Section 82(1) fetters the enforcement of the right to forfeit. If a landlord cannot waive the right to forfeit, while its right is so fettered, there would be no need for section 82(2).
Unless the landlord waives the right to forfeit by accepting or demanding rent, it is unlikely, having served a section 146 notice or commenced proceedings for a determination of the tenant’s breach, that a landlord’s conduct is going to be so unequivocal as to give rise to the inference that the landlord is treating the lease as subsisting despite actively trying to bring it to an end.
In Stemp, the landlord did waive by demanding a service charge, which was reserved as rent, while waiting for the tribunal’s determination. That may seem harsh on the landlord, but forfeiting a long, residential lease is even harsher on the tenant. The landlord did not have to seek recovery of its costs with the sledgehammer of forfeiture: it could have sued for the debt. That said, the tenants’ conduct in Stemp did not appear to be deserving of any sympathy.

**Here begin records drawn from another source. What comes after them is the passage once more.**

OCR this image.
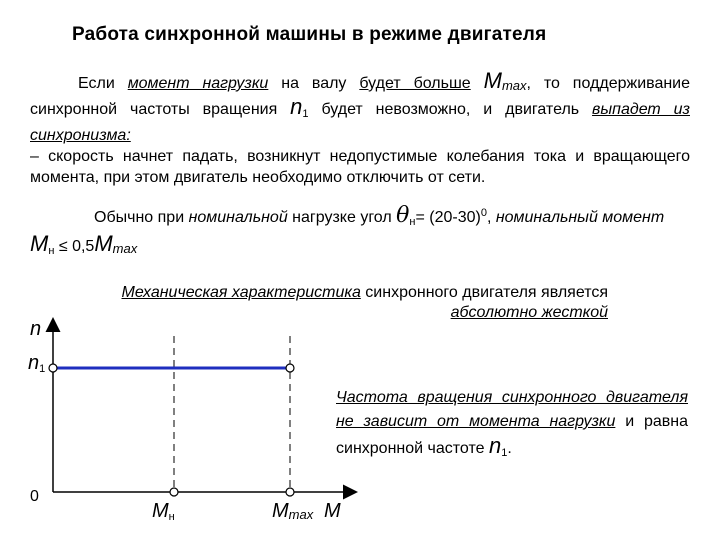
Работа синхронной машины в режиме двигателя
Если момент нагрузки на валу будет больше Mmax, то поддерживание синхронной частоты вращения $n_1$ будет невозможно, и двигатель выпадет из синхронизма:
– скорость начнет падать, возникнут недопустимые колебания тока и вращающего момента, при этом двигатель необходимо отключить от сети.
Обычно при номинальной нагрузке угол $\theta_н= (20-30)^0$, номинальный момент $M_н \le 0,5Mmax$
Механическая характеристика синхронного двигателя является абсолютно жесткой
Частота вращения синхронного двигателя не зависит от момента нагрузки и равна синхронной частоте $n_1$.
n
$n_1$
0
$M_н$	Mmax M
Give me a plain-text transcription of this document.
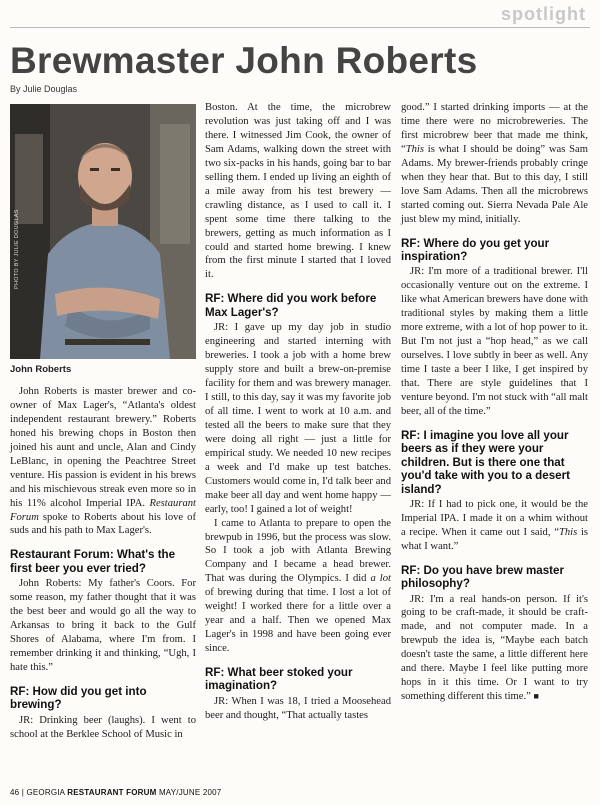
spotlight
Brewmaster John Roberts
By Julie Douglas
PHOTO BY JULIE DOUGLAS
John Roberts

John Roberts is master brewer and co-owner of Max Lager's, “Atlanta's oldest independent restaurant brewery.” Roberts honed his brewing chops in Boston then joined his aunt and uncle, Alan and Cindy LeBlanc, in opening the Peachtree Street venture. His passion is evident in his brews and his mischievous streak even more so in his 11% alcohol Imperial IPA. Restaurant Forum spoke to Roberts about his love of suds and his path to Max Lager's.

Restaurant Forum: What's the first beer you ever tried?

John Roberts: My father's Coors. For some reason, my father thought that it was the best beer and would go all the way to Arkansas to bring it back to the Gulf Shores of Alabama, where I'm from. I remember drinking it and thinking, “Ugh, I hate this.”

RF: How did you get into brewing?

JR: Drinking beer (laughs). I went to school at the Berklee School of Music in

Boston. At the time, the microbrew revolution was just taking off and I was there. I witnessed Jim Cook, the owner of Sam Adams, walking down the street with two six-packs in his hands, going bar to bar selling them. I ended up living an eighth of a mile away from his test brewery — crawling distance, as I used to call it. I spent some time there talking to the brewers, getting as much information as I could and started home brewing. I knew from the first minute I started that I loved it.

RF: Where did you work before Max Lager's?

JR: I gave up my day job in studio engineering and started interning with breweries. I took a job with a home brew supply store and built a brew-on-premise facility for them and was brewery manager. I still, to this day, say it was my favorite job of all time. I went to work at 10 a.m. and tested all the beers to make sure that they were doing all right — just a little for empirical study. We needed 10 new recipes a week and I'd make up test batches. Customers would come in, I'd talk beer and make beer all day and went home happy — early, too! I gained a lot of weight!

I came to Atlanta to prepare to open the brewpub in 1996, but the process was slow. So I took a job with Atlanta Brewing Company and I became a head brewer. That was during the Olympics. I did a lot of brewing during that time. I lost a lot of weight! I worked there for a little over a year and a half. Then we opened Max Lager's in 1998 and have been going ever since.

RF: What beer stoked your imagination?

JR: When I was 18, I tried a Moosehead beer and thought, “That actually tastes

good.” I started drinking imports — at the time there were no microbreweries. The first microbrew beer that made me think, “This is what I should be doing” was Sam Adams. My brewer-friends probably cringe when they hear that. But to this day, I still love Sam Adams. Then all the microbrews started coming out. Sierra Nevada Pale Ale just blew my mind, initially.

RF: Where do you get your inspiration?

JR: I'm more of a traditional brewer. I'll occasionally venture out on the extreme. I like what American brewers have done with traditional styles by making them a little more extreme, with a lot of hop power to it. But I'm not just a “hop head,” as we call ourselves. I love subtly in beer as well. Any time I taste a beer I like, I get inspired by that. There are style guidelines that I venture beyond. I'm not stuck with “all malt beer, all of the time.”

RF: I imagine you love all your beers as if they were your children. But is there one that you'd take with you to a desert island?

JR: If I had to pick one, it would be the Imperial IPA. I made it on a whim without a recipe. When it came out I said, “This is what I want.”

RF: Do you have brew master philosophy?

JR: I'm a real hands-on person. If it's going to be craft-made, it should be craft-made, and not computer made. In a brewpub the idea is, “Maybe each batch doesn't taste the same, a little different here and there. Maybe I feel like putting more hops in it this time. Or I want to try something different this time.” ■

46 | GEORGIA RESTAURANT FORUM MAY/JUNE 2007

Whatever the rights or wrongs of Stemp, it is authority – binding on the First-tier Tribunal, probably binding on the County Court, and persuasive in the High Court – that the right to forfeit may be waived, while the landlord overcomes the statutory hurdles before forfeiting. In any event, until such time as there is higher authority that a landlord cannot waive the right to forfeit prior to, or during the currency of, a section 146 notice, it is inconceivable that Stemp was wrongly decided.
Jamal Demachkie and Peter Petts are barristers at Gatehouse Chambers. This article is based on chapters from Forfeiture of Leases (Petts P and Demachkie J, Law Society Publishing, 2021).